Indonesia faces backlash as it downsizes renewable energy goals amid global climate concerns

The revised goal, proposed by the National Energy Council (DEN), aims to achieve a renewable energy share between 17 and 19 percent by the year 2025, down from the earlier target of 23 percent for the same period.

Indonesia once promised for its commitment to clean energy, is now set to slash its targeted share of renewables in the national energy mix, drawing concern from experts who see this as a significant step back in Indonesia’s ambition towards sustainable practices. The revised goal, proposed by the National Energy Council (DEN), aims to achieve a renewable energy share between 17 and 19 per cent in 2025, down from the earlier target of 23 per cent for the same period.

Energy and Mineral Resources Minister Arifin Tasrif addressed reporters on Monday, attributing the revision to the slow development of renewable energy. The energy and mineral resources minister cited the dominance of coal-fired power plants as a primary obstacle, acknowledging the challenges in transitioning away from fossil fuels.

When questioned about the plan to lower the target of renewable energy the energy and mineral resources minister said, “We have to be realistic.” He also added by saying, “We will adhere to the commitment we made, but we have to work toward it with what we have.”

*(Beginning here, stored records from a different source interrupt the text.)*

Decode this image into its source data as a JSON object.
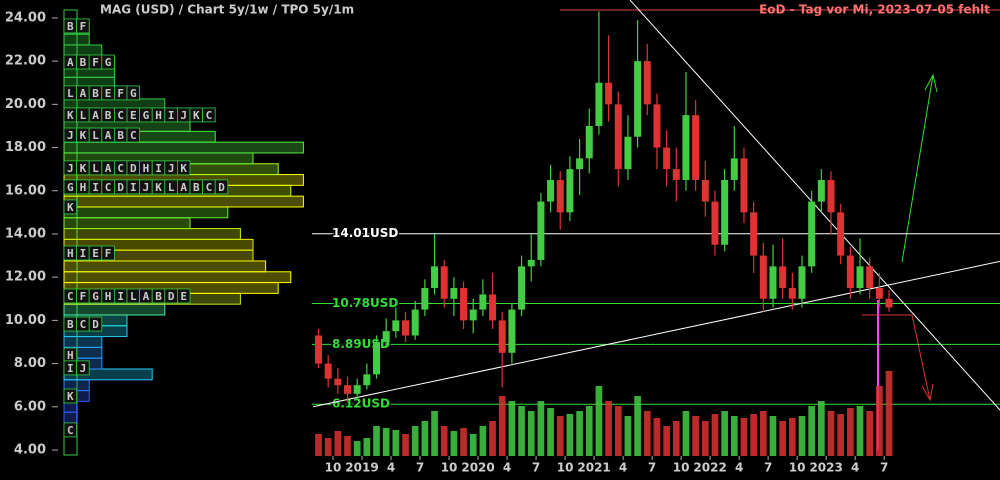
{
  "header": {
    "title": "MAG (USD) /  Chart 5y/1w / TPO 5y/1m",
    "notice": "EoD - Tag vor Mi, 2023-07-05 fehlt"
  },
  "chart_data": {
    "type": "candlestick",
    "x": [
      "2018-08",
      "2018-09",
      "2018-10",
      "2018-11",
      "2018-12",
      "2019-01",
      "2019-02",
      "2019-03",
      "2019-04",
      "2019-05",
      "2019-06",
      "2019-07",
      "2019-08",
      "2019-09",
      "2019-10",
      "2019-11",
      "2019-12",
      "2020-01",
      "2020-02",
      "2020-03",
      "2020-04",
      "2020-05",
      "2020-06",
      "2020-07",
      "2020-08",
      "2020-09",
      "2020-10",
      "2020-11",
      "2020-12",
      "2021-01",
      "2021-02",
      "2021-03",
      "2021-04",
      "2021-05",
      "2021-06",
      "2021-07",
      "2021-08",
      "2021-09",
      "2021-10",
      "2021-11",
      "2021-12",
      "2022-01",
      "2022-02",
      "2022-03",
      "2022-04",
      "2022-05",
      "2022-06",
      "2022-07",
      "2022-08",
      "2022-09",
      "2022-10",
      "2022-11",
      "2022-12",
      "2023-01",
      "2023-02",
      "2023-03",
      "2023-04",
      "2023-05",
      "2023-06",
      "2023-07"
    ],
    "open": [
      9.3,
      8.0,
      7.3,
      7.0,
      6.6,
      7.0,
      7.5,
      9.0,
      9.5,
      10.0,
      9.3,
      10.5,
      11.5,
      12.5,
      11.0,
      11.5,
      10.0,
      10.5,
      11.2,
      10.0,
      8.5,
      10.5,
      12.5,
      12.8,
      15.5,
      16.5,
      15.0,
      17.0,
      17.5,
      19.0,
      21.0,
      20.0,
      17.0,
      18.5,
      22.0,
      20.0,
      18.0,
      17.0,
      16.5,
      19.5,
      16.5,
      15.5,
      13.5,
      16.5,
      17.5,
      15.0,
      13.0,
      11.0,
      12.5,
      11.5,
      11.0,
      12.5,
      15.5,
      16.5,
      15.0,
      13.0,
      11.5,
      12.5,
      11.5,
      11.0
    ],
    "high": [
      9.6,
      8.4,
      7.8,
      7.4,
      7.3,
      8.0,
      9.3,
      10.1,
      10.6,
      10.4,
      10.9,
      11.9,
      14.0,
      12.8,
      12.0,
      11.8,
      11.0,
      11.9,
      12.2,
      10.4,
      10.8,
      13.0,
      14.0,
      15.9,
      17.2,
      16.9,
      17.6,
      18.4,
      19.8,
      24.3,
      23.2,
      20.6,
      19.5,
      23.9,
      22.8,
      20.5,
      18.8,
      18.0,
      21.5,
      20.2,
      17.4,
      16.0,
      17.0,
      19.0,
      18.0,
      15.5,
      13.6,
      13.5,
      13.8,
      12.2,
      13.0,
      16.0,
      17.0,
      16.9,
      15.4,
      13.4,
      13.8,
      12.9,
      12.2,
      11.4
    ],
    "low": [
      7.8,
      6.9,
      6.6,
      6.2,
      6.3,
      6.8,
      7.3,
      8.8,
      9.2,
      9.0,
      9.1,
      10.2,
      11.2,
      10.6,
      10.2,
      9.6,
      9.4,
      10.2,
      9.6,
      6.9,
      8.0,
      10.2,
      11.8,
      12.5,
      15.0,
      14.2,
      14.6,
      15.8,
      16.8,
      18.6,
      19.2,
      16.2,
      16.5,
      18.0,
      19.5,
      17.0,
      16.2,
      15.5,
      16.0,
      16.0,
      14.8,
      13.0,
      13.2,
      16.0,
      14.5,
      12.2,
      10.4,
      10.6,
      11.0,
      10.5,
      10.6,
      12.2,
      15.0,
      14.0,
      12.6,
      11.0,
      11.2,
      11.0,
      10.6,
      10.4
    ],
    "close": [
      8.0,
      7.3,
      7.0,
      6.6,
      7.0,
      7.5,
      9.0,
      9.5,
      10.0,
      9.3,
      10.5,
      11.5,
      12.5,
      11.0,
      11.5,
      10.0,
      10.5,
      11.2,
      10.0,
      8.5,
      10.5,
      12.5,
      12.8,
      15.5,
      16.5,
      15.0,
      17.0,
      17.5,
      19.0,
      21.0,
      20.0,
      17.0,
      18.5,
      22.0,
      20.0,
      18.0,
      17.0,
      16.5,
      19.5,
      16.5,
      15.5,
      13.5,
      16.5,
      17.5,
      15.0,
      13.0,
      11.0,
      12.5,
      11.5,
      11.0,
      12.5,
      15.5,
      16.5,
      15.0,
      13.0,
      11.5,
      12.5,
      11.5,
      11.0,
      10.6
    ],
    "volume": [
      22,
      18,
      25,
      20,
      15,
      18,
      30,
      28,
      26,
      22,
      30,
      35,
      45,
      30,
      25,
      28,
      22,
      30,
      35,
      60,
      55,
      50,
      45,
      55,
      48,
      40,
      42,
      45,
      50,
      70,
      55,
      50,
      40,
      60,
      45,
      38,
      30,
      35,
      45,
      40,
      35,
      42,
      45,
      40,
      38,
      42,
      45,
      40,
      35,
      38,
      40,
      50,
      55,
      45,
      42,
      48,
      50,
      45,
      70,
      85
    ],
    "volume_lim": [
      0,
      100
    ],
    "up_color": "#44cc44",
    "down_color": "#dd3333",
    "ylim": [
      4,
      24.83
    ],
    "yticks": [
      {
        "value": 4,
        "label": "4.00"
      },
      {
        "value": 6,
        "label": "6.00"
      },
      {
        "value": 8,
        "label": "8.00"
      },
      {
        "value": 10,
        "label": "10.00"
      },
      {
        "value": 12,
        "label": "12.00"
      },
      {
        "value": 14,
        "label": "14.00"
      },
      {
        "value": 16,
        "label": "16.00"
      },
      {
        "value": 18,
        "label": "18.00"
      },
      {
        "value": 20,
        "label": "20.00"
      },
      {
        "value": 22,
        "label": "22.00"
      },
      {
        "value": 24,
        "label": "24.00"
      }
    ],
    "xticks": [
      {
        "value": "2018-10",
        "label": "10"
      },
      {
        "value": "2019-01",
        "label": "2019"
      },
      {
        "value": "2019-04",
        "label": "4"
      },
      {
        "value": "2019-07",
        "label": "7"
      },
      {
        "value": "2019-10",
        "label": "10"
      },
      {
        "value": "2020-01",
        "label": "2020"
      },
      {
        "value": "2020-04",
        "label": "4"
      },
      {
        "value": "2020-07",
        "label": "7"
      },
      {
        "value": "2020-10",
        "label": "10"
      },
      {
        "value": "2021-01",
        "label": "2021"
      },
      {
        "value": "2021-04",
        "label": "4"
      },
      {
        "value": "2021-07",
        "label": "7"
      },
      {
        "value": "2021-10",
        "label": "10"
      },
      {
        "value": "2022-01",
        "label": "2022"
      },
      {
        "value": "2022-04",
        "label": "4"
      },
      {
        "value": "2022-07",
        "label": "7"
      },
      {
        "value": "2022-10",
        "label": "10"
      },
      {
        "value": "2023-01",
        "label": "2023"
      },
      {
        "value": "2023-04",
        "label": "4"
      },
      {
        "value": "2023-07",
        "label": "7"
      }
    ],
    "levels": [
      {
        "value": 14.01,
        "label": "14.01USD",
        "color": "#ffffff"
      },
      {
        "value": 10.78,
        "label": "10.78USD",
        "color": "#33dd33"
      },
      {
        "value": 8.89,
        "label": "8.89USD",
        "color": "#33dd33"
      },
      {
        "value": 6.12,
        "label": "6.12USD",
        "color": "#33dd33"
      }
    ],
    "trendlines": [
      {
        "x": [
          32.71,
          70.98
        ],
        "y": [
          24.83,
          5.85
        ],
        "color": "#ffffff"
      },
      {
        "x": [
          -0.07,
          70.98
        ],
        "y": [
          6.0,
          12.73
        ],
        "color": "#ffffff"
      }
    ],
    "tpo": {
      "levels": [
        5.0,
        5.5,
        6.0,
        6.5,
        7.0,
        7.5,
        8.0,
        8.5,
        9.0,
        9.5,
        10.0,
        10.5,
        11.0,
        11.5,
        12.0,
        12.5,
        13.0,
        13.5,
        14.0,
        14.5,
        15.0,
        15.5,
        16.0,
        16.5,
        17.0,
        17.5,
        18.0,
        18.5,
        19.0,
        19.5,
        20.0,
        20.5,
        21.0,
        21.5,
        22.0,
        22.5,
        23.0,
        23.5
      ],
      "counts": [
        1,
        1,
        1,
        2,
        2,
        7,
        3,
        3,
        3,
        5,
        5,
        8,
        14,
        17,
        18,
        16,
        15,
        15,
        14,
        10,
        13,
        19,
        18,
        19,
        17,
        15,
        19,
        12,
        10,
        10,
        8,
        6,
        4,
        4,
        4,
        3,
        2,
        2
      ],
      "colors": [
        "#2a5cff",
        "#2a5cff",
        "#2a5cff",
        "#2a5cff",
        "#2a7cff",
        "#22ccff",
        "#2a8cff",
        "#2a9cff",
        "#22aaff",
        "#22ccee",
        "#22dddd",
        "#44ee99",
        "#ccee22",
        "#ffff00",
        "#ffff00",
        "#ffff00",
        "#eeee00",
        "#eeee00",
        "#ccee00",
        "#88ee22",
        "#66ee33",
        "#ffff00",
        "#ccff00",
        "#ffff00",
        "#aaff22",
        "#66ee33",
        "#55ee44",
        "#44ee44",
        "#44dd44",
        "#44dd44",
        "#33cc44",
        "#33cc44",
        "#33cc44",
        "#33cc44",
        "#33cc44",
        "#33cc44",
        "#33cc44",
        "#33cc44"
      ],
      "rows": [
        {
          "price": 23.63,
          "letters": "BF"
        },
        {
          "price": 21.96,
          "letters": "ABFG"
        },
        {
          "price": 20.53,
          "letters": "LABEFG"
        },
        {
          "price": 19.51,
          "letters": "KLABCEGHIJKC"
        },
        {
          "price": 18.58,
          "letters": "JKLABC"
        },
        {
          "price": 17.06,
          "letters": "JKLACDHIJK"
        },
        {
          "price": 16.18,
          "letters": "GHICDIJKLABCD"
        },
        {
          "price": 15.25,
          "letters": "K"
        },
        {
          "price": 13.12,
          "letters": "HIEF"
        },
        {
          "price": 11.13,
          "letters": "CFGHILABDE"
        },
        {
          "price": 9.83,
          "letters": "BCD"
        },
        {
          "price": 8.4,
          "letters": "H"
        },
        {
          "price": 7.8,
          "letters": "IJ"
        },
        {
          "price": 6.5,
          "letters": "K"
        },
        {
          "price": 4.93,
          "letters": "C"
        }
      ]
    }
  }
}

The decision to lower the renewable energy target comes when global attention is increasingly focused on reducing carbon emissions and mitigating climate change. According to the ministry’s data, renewables made up only 13 per cent of last year’s energy mix of Indonesia, falling short of the target of 17.9 per cent that the government has focused on for the year to realize its 2025 target. The figure only marked a slight increase from the 12.3 per cent achieved earlier. As per the latest figure, it only increased slightly from 9.2 per cent. The move to scale back on renewable energy targets may also have economic repercussions.

The energy and mineral resources minister Arifin Tasrif also said “Our coal exports have also increased, based on rising demand and disruption of other energy alternatives.” Revising the target would lead to uncertainty and lessen investor confidence in the country, said the energy transformation program manager of the Institute for Essential Services Reform (IESR), Deon Arinaldo. He criticized the renewable energy of Indonesia which has only annually grown around 0.5 percent in the last five years. On Tuesday, he asserted to the Jakarta Post that the government needed to implement more transformation policies.